The 80s was an interesting time for children's toys and action figures in particular. Earlier in the century laws were introduced in America banning the selling of toys which were linked to television series. It was thought that children were susceptible to the marketing power such joint ventures wielded. In the 80s these regulations were quashed and this prompted a slew of new toy lines (He Man was one of the first). In order to compete in such a busy environment it became necessary for products to have a gimmick which made them stand out. These ranged from transparent pieces to action features (like button-activated arms or LEDs) or even two-toys-in-one transforming abilities.
In the case of Hasbro’s Visionaries, their gimmick was holograms. Holograms on toys were not new, but the exact combination of post-apocalyptic action-men-super-heroes with holograms was. The figures sported holograms on their chest-plates and banner poles which depicted the animals they were aligned to. However, the line did not sell well and was canceled within a year. A planned second wave of figures was not released. I recall the Visionaries competing with Tonka’s hologram-sporting Supernaturals (which I will blog about soon) which may well have something to do with their demise.
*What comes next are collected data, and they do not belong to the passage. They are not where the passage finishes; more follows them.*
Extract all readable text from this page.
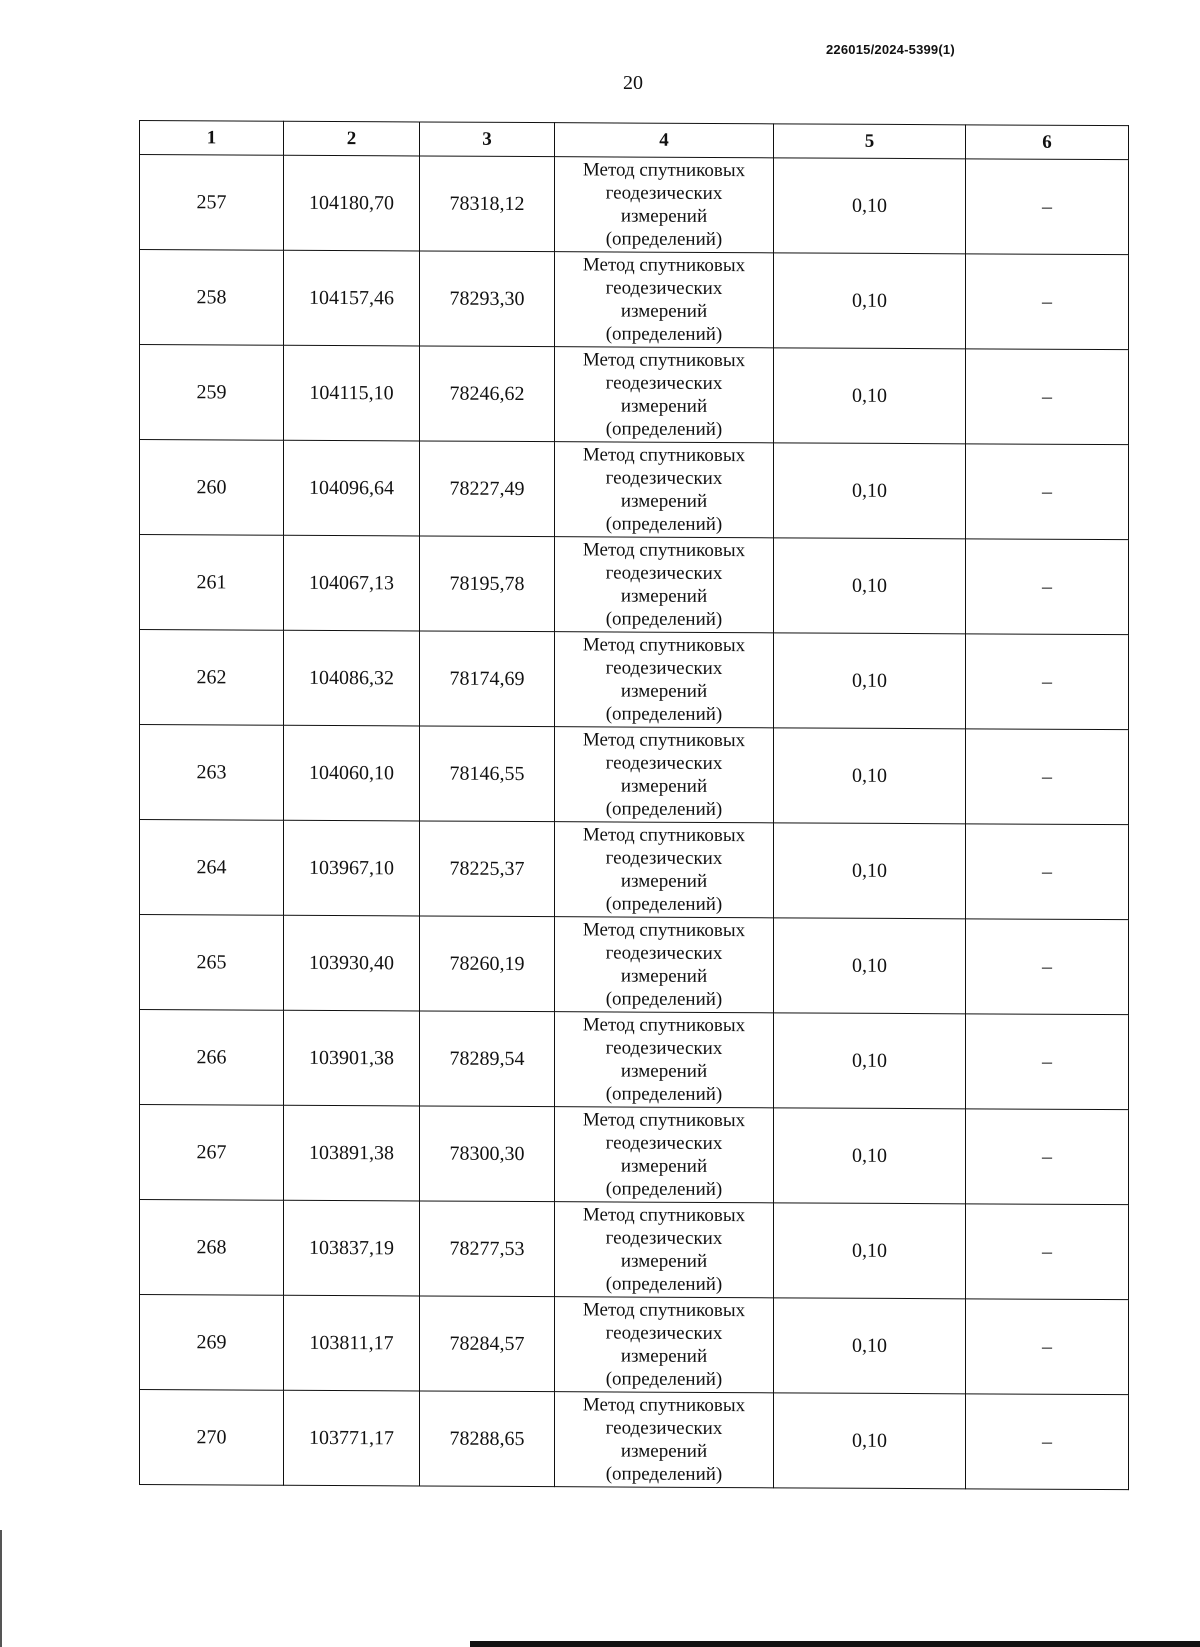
226015/2024-5399(1)
20
1	2	3	4	5	6
257	104180,70	78318,12	Метод спутниковых
геодезических
измерений
(определений)	0,10	–
258	104157,46	78293,30	Метод спутниковых
геодезических
измерений
(определений)	0,10	–
259	104115,10	78246,62	Метод спутниковых
геодезических
измерений
(определений)	0,10	–
260	104096,64	78227,49	Метод спутниковых
геодезических
измерений
(определений)	0,10	–
261	104067,13	78195,78	Метод спутниковых
геодезических
измерений
(определений)	0,10	–
262	104086,32	78174,69	Метод спутниковых
геодезических
измерений
(определений)	0,10	–
263	104060,10	78146,55	Метод спутниковых
геодезических
измерений
(определений)	0,10	–
264	103967,10	78225,37	Метод спутниковых
геодезических
измерений
(определений)	0,10	–
265	103930,40	78260,19	Метод спутниковых
геодезических
измерений
(определений)	0,10	–
266	103901,38	78289,54	Метод спутниковых
геодезических
измерений
(определений)	0,10	–
267	103891,38	78300,30	Метод спутниковых
геодезических
измерений
(определений)	0,10	–
268	103837,19	78277,53	Метод спутниковых
геодезических
измерений
(определений)	0,10	–
269	103811,17	78284,57	Метод спутниковых
геодезических
измерений
(определений)	0,10	–
270	103771,17	78288,65	Метод спутниковых
геодезических
измерений
(определений)	0,10	–
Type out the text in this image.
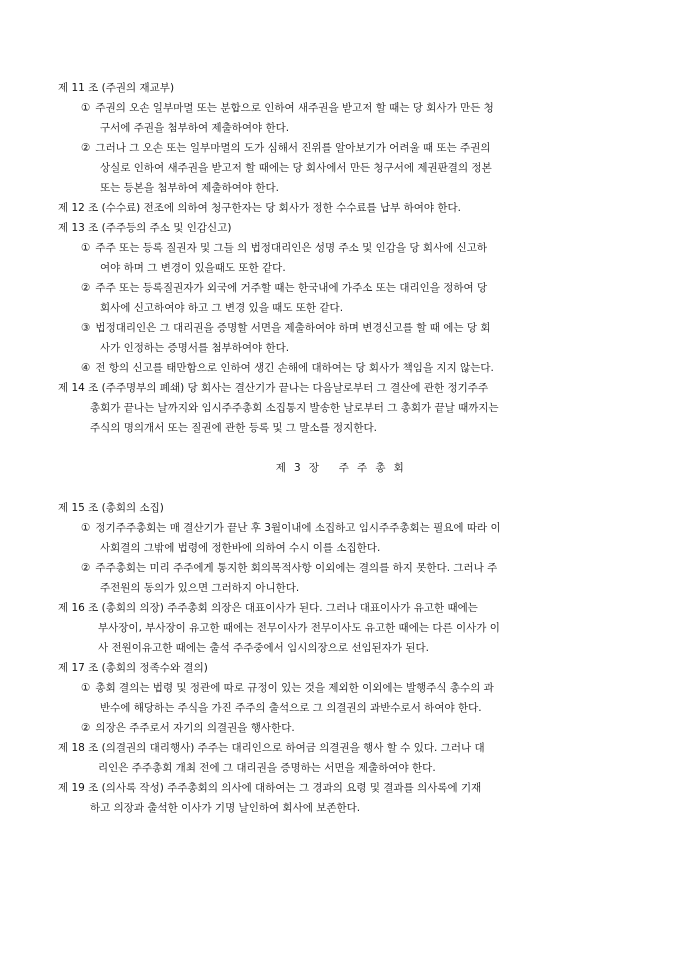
제 11 조 (주권의 재교부)
① 주권의 오손 일부마멸 또는 분합으로 인하여 새주권을 받고저 할 때는 당 회사가 만든 청
구서에 주권을 첨부하여 제출하여야 한다.
② 그러나 그 오손 또는 일부마멸의 도가 심해서 진위를 알아보기가 어려울 때 또는 주권의
상실로 인하여 새주권을 받고저 할 때에는 당 회사에서 만든 청구서에 제권판결의 정본
또는 등본을 첨부하여 제출하여야 한다.
제 12 조 (수수료) 전조에 의하여 청구한자는 당 회사가 정한 수수료를 납부 하여야 한다.
제 13 조 (주주등의 주소 및 인감신고)
① 주주 또는 등록 질권자 및 그들 의 법정대리인은 성명 주소 및 인감을 당 회사에 신고하
여야 하며 그 변경이 있을때도 또한 같다.
② 주주 또는 등록질권자가 외국에 거주할 때는 한국내에 가주소 또는 대리인을 정하여 당
회사에 신고하여야 하고 그 변경 있을 때도 또한 같다.
③ 법정대리인은 그 대리권을 증명할 서면을 제출하여야 하며 변경신고를 할 때 에는 당 회
사가 인정하는 증명서를 첨부하여야 한다.
④ 전 항의 신고를 태만함으로 인하여 생긴 손해에 대하여는 당 회사가 책임을 지지 않는다.
제 14 조 (주주명부의 폐쇄) 당 회사는 결산기가 끝나는 다음날로부터 그 결산에 관한 정기주주
총회가 끝나는 날까지와 임시주주총회 소집통지 발송한 날로부터 그 총회가 끝날 때까지는
주식의 명의개서 또는 질권에 관한 등록 및 그 말소를 정지한다.
제  3  장     주  주  총  회
제 15 조 (총회의 소집)
① 정기주주총회는 매 결산기가 끝난 후 3월이내에 소집하고 임시주주총회는 필요에 따라 이
사회결의 그밖에 법령에 정한바에 의하여 수시 이를 소집한다.
② 주주총회는 미리 주주에게 통지한 회의목적사항 이외에는 결의를 하지 못한다. 그러나 주
주전원의 동의가 있으면 그러하지 아니한다.
제 16 조 (총회의 의장) 주주총회 의장은 대표이사가 된다. 그러나 대표이사가 유고한 때에는
부사장이, 부사장이 유고한 때에는 전무이사가 전무이사도 유고한 때에는 다른 이사가 이
사 전원이유고한 때에는 출석 주주중에서 임시의장으로 선임된자가 된다.
제 17 조 (총회의 정족수와 결의)
① 총회 결의는 법령 및 정관에 따로 규정이 있는 것을 제외한 이외에는 발행주식 총수의 과
반수에 해당하는 주식을 가진 주주의 출석으로 그 의결권의 과반수로서 하여야 한다.
② 의장은 주주로서 자기의 의결권을 행사한다.
제 18 조 (의결권의 대리행사) 주주는 대리인으로 하여금 의결권을 행사 할 수 있다. 그러나 대
리인은 주주총회 개최 전에 그 대리권을 증명하는 서면을 제출하여야 한다.
제 19 조 (의사록 작성) 주주총회의 의사에 대하여는 그 경과의 요령 및 결과를 의사록에 기재
하고 의장과 출석한 이사가 기명 날인하여 회사에 보존한다.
I liked the Visionaries for two reasons – the background was pretty cool and the branding was slick. The characters were knights who inhabited a degenerated feudal dark-age world which was the result of a catastrophe. They carried techno-medieval weapons and had awesome armour and helmets. The branding and promotion for the toys was very professional and the logo is certainly awesome. I still have my Witterquick and Darkstorm figures and they hold a special place in my geek collection.